The Florida Cricket Class - A Missing Link?

The Cricket class was a 15 foot, chined, V-shaped, catboat with wishboom that died out in the early 1960's. By that time the Cricket fleet was only found at the Miami Yacht Club and, given the small numbers at the demise, it is today, a forgotten class. But in digging through U.S. sailing history more comes out about the Cricket.

The Cricket class was designed sometime during the 1890's, in or around Atlantic City N.J, where it became extremely popular. Reports indicate hundreds were built and about one hundred were racing out of Atlantic City in 1900. It was, as far as I can determine, the earliest example of a chined, V-shaped sailing dinghy in the United States. More about the early development of the Cricket class (who was the designer? what prompted the design? when did the class die out in Atlantic City?)  has been hard to come by.

In the 1920's, when Northerners began to flock to the remote, but bucolic winter paradise that was Florida, the Cricket class was also exported in numbers from the New Jersey shores. It was reported that twenty five Crickets were shipped to southern Florida with most of them destroyed in the hurricane of 1926. The  Cricket class would rebuild in Miami and would form the core of the Southern Florida Sailing Association (later the Miami Yacht Club) when it was organized in 1928. The Cricket would become the boat to beat in the free-for-all under 150 sq. foot (sail area) class.

When, in 1931, Bill Crosby designed the Snipe for the Florida West Coast Racing Association's free-for-all Trailer class, he must have been mindful that his Snipe would initially be compared against the Cricket class, at least in Florida. Between the two, the hull design similarities are striking. It does seem that Crosby started designing his Snipe using the Cricket as a baseline and then added user-friendly features (a sloop rig with a high boom being the most notable one). The Snipe went on to international fame, the Cricket, to oblivion.

Some photos:

A smattering of classic Florida sailing dinghies; on the left, the Optimist Pram, behind the Pram, a Mothboat, in the center, a Cricket, with the other Cricket, bow on, in the foreground. Behind the Cricket is a Suicide class.


Crickets launching at Miami Yacht Club, late 1950's.


Crickets going upwind. In all three of the ones in view in this photo the crew are hiking using skinny hiking boards.


The closest we have to a set of lines for the Cricket was this one-design commissioned by St. Petersburg Yacht Club as featured in The Rudder, 1919. The lines look very close to a copy of the Cricket although the length for this one-design is a foot longer than the Cricket.

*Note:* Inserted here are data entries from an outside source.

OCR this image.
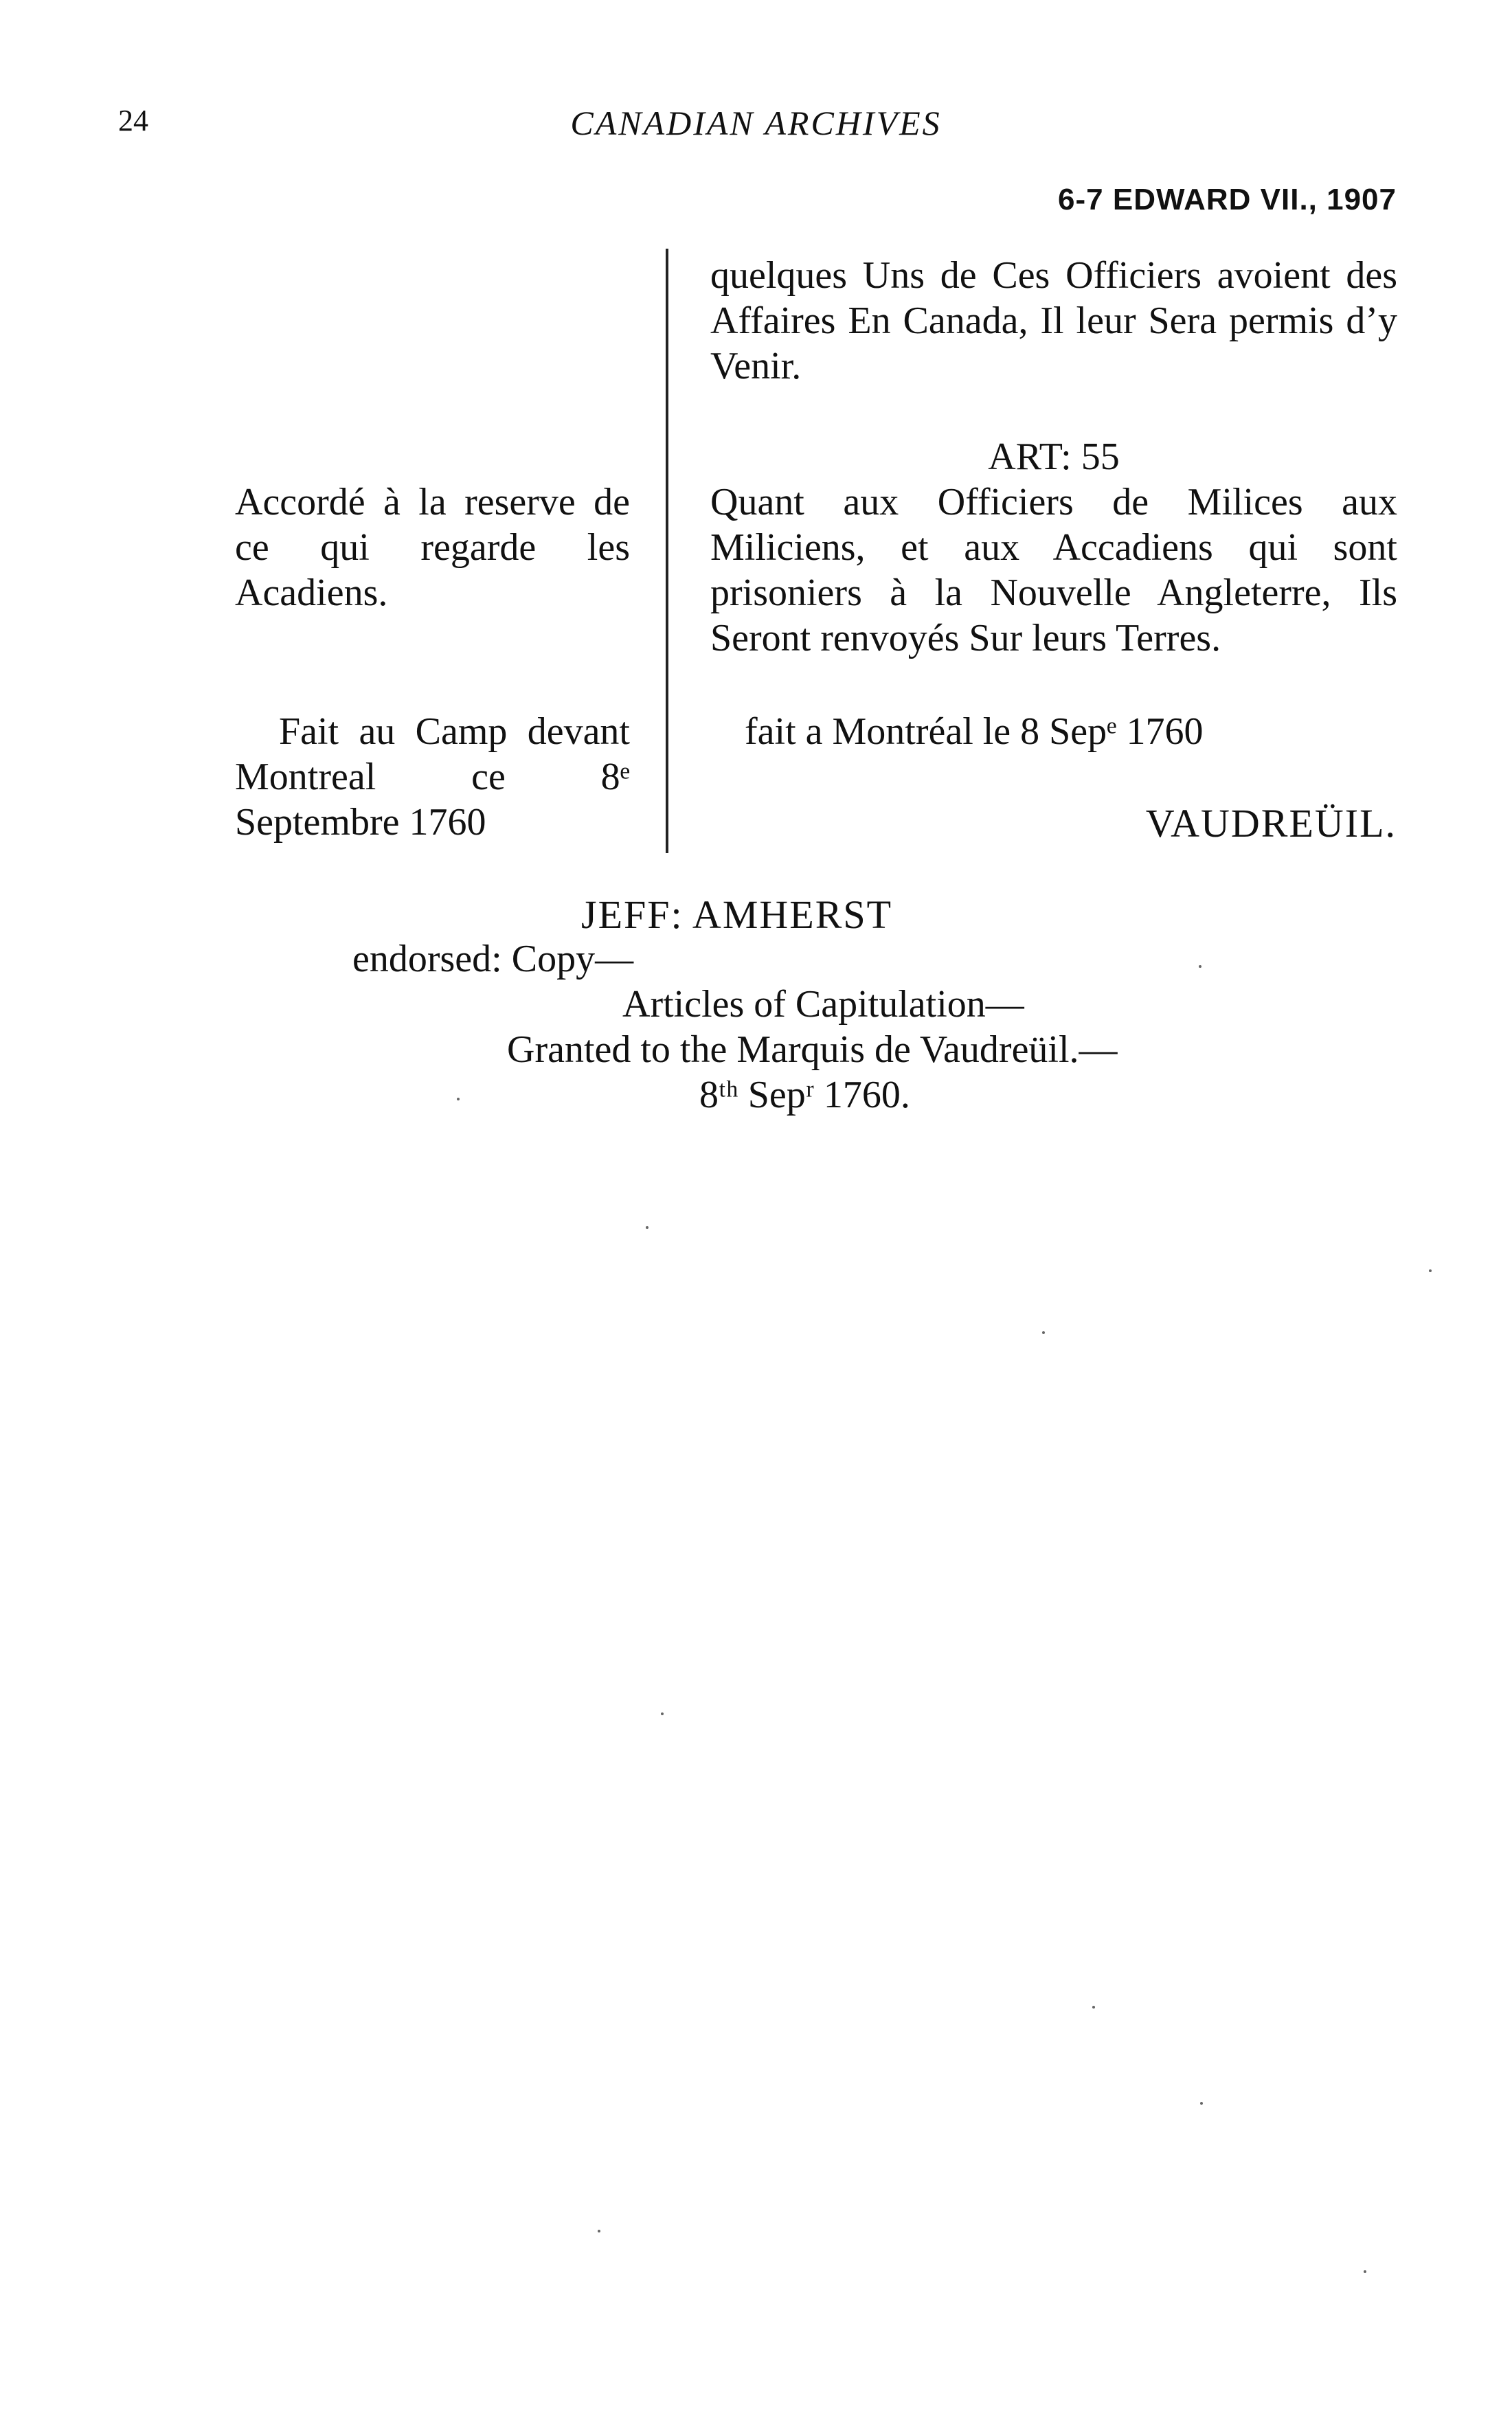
24	CANADIAN ARCHIVES
6-7 EDWARD VII., 1907
quelques Uns de Ces Officiers avoient des Affaires En Canada, Il leur Sera permis d’y Venir.
ART: 55
Quant aux Officiers de Milices aux Miliciens, et aux Accadiens qui sont prisoniers à la Nouvelle Angleterre, Ils Seront renvoyés Sur leurs Terres.
fait a Montréal le 8 Sepᵉ 1760
VAUDREÜIL.
Accordé à la reserve de ce qui regarde les Acadiens.
Fait au Camp devant Montreal ce 8ᵉ Septembre 1760
JEFF: AMHERST
endorsed: Copy—
Articles of Capitulation—
Granted to the Marquis de Vaudreüil.—
8ᵗʰ Sepʳ 1760.
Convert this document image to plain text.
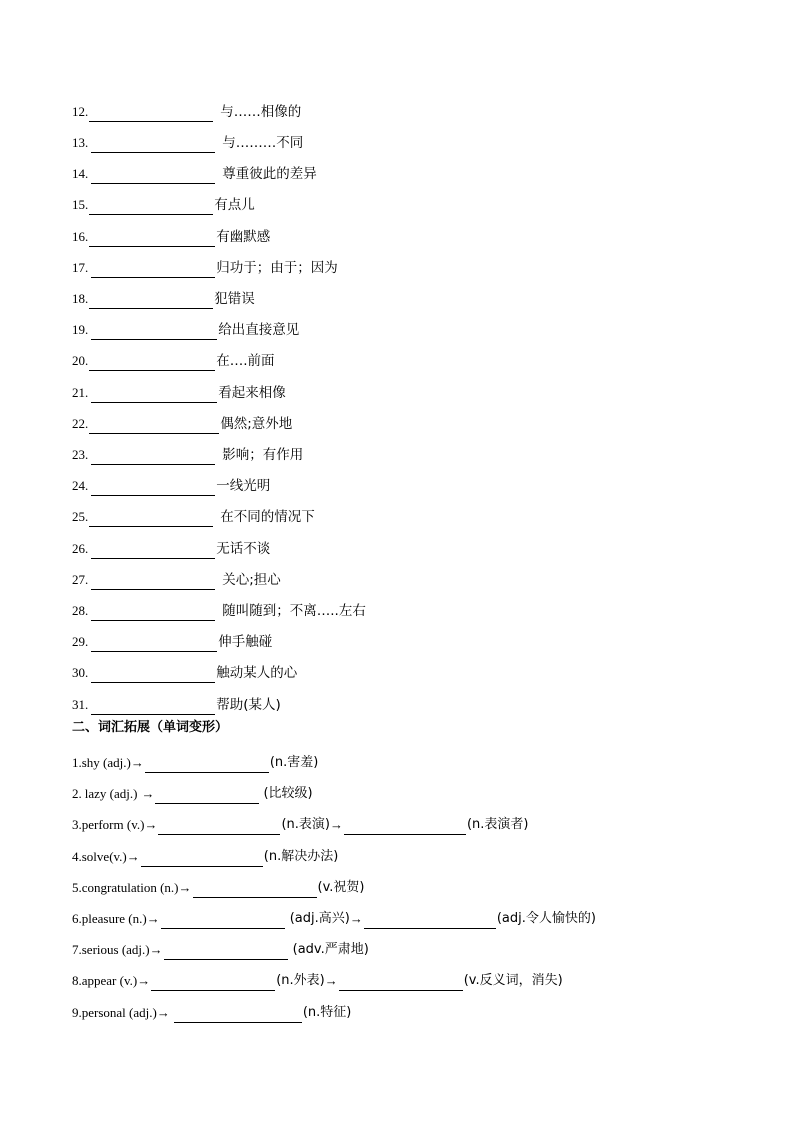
12.	与……相像的
13.	与………不同
14.	尊重彼此的差异
15.	有点儿
16.	有幽默感
17.	归功于；由于；因为
18.	犯错误
19.	给出直接意见
20.	在….前面
21.	看起来相像
22.	偶然;意外地
23.	影响；有作用
24.	一线光明
25.	在不同的情况下
26.	无话不谈
27.	关心;担心
28.	随叫随到；不离…..左右
29.	伸手触碰
30.	触动某人的心
31.	帮助(某人)
二、词汇拓展（单词变形）
1. shy (adj.) →	(n.害羞)
2. lazy (adj.) →	(比较级)
3. perform (v.) →	(n.表演) →	(n.表演者)
4. solve(v.) →	(n.解决办法)
5. congratulation (n.) →	(v.祝贺)
6. pleasure (n.) →	(adj.高兴) →	(adj.令人愉快的)
7. serious (adj.) →	(adv.严肃地)
8. appear (v.) →	(n.外表) →	(v.反义词，消失)
9. personal (adj.) →	(n.特征)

A blog post about an earlier New Jersey dinghy, the Philadelphia Tuckups of the 1870's can be found here.

2 comments:

Alden Smith said...

I have been reading "The Catboat Book". It seems there was a whole family of Crosbys on the Atlantic coast that built a lot of Catboats back in the old days. I think Crosby catboats and Fenwick Williams designed catboats are amongst the most beautiful. May the Cricket class was designed by one these dudes.

Tweezerman said...

Alden,

Possible but my theory is that the Cricket came from the Philadelphia Tuckups. No proof but both boats are around the same size, cat rigged. The Cricket is much easier to build than the Tuckups.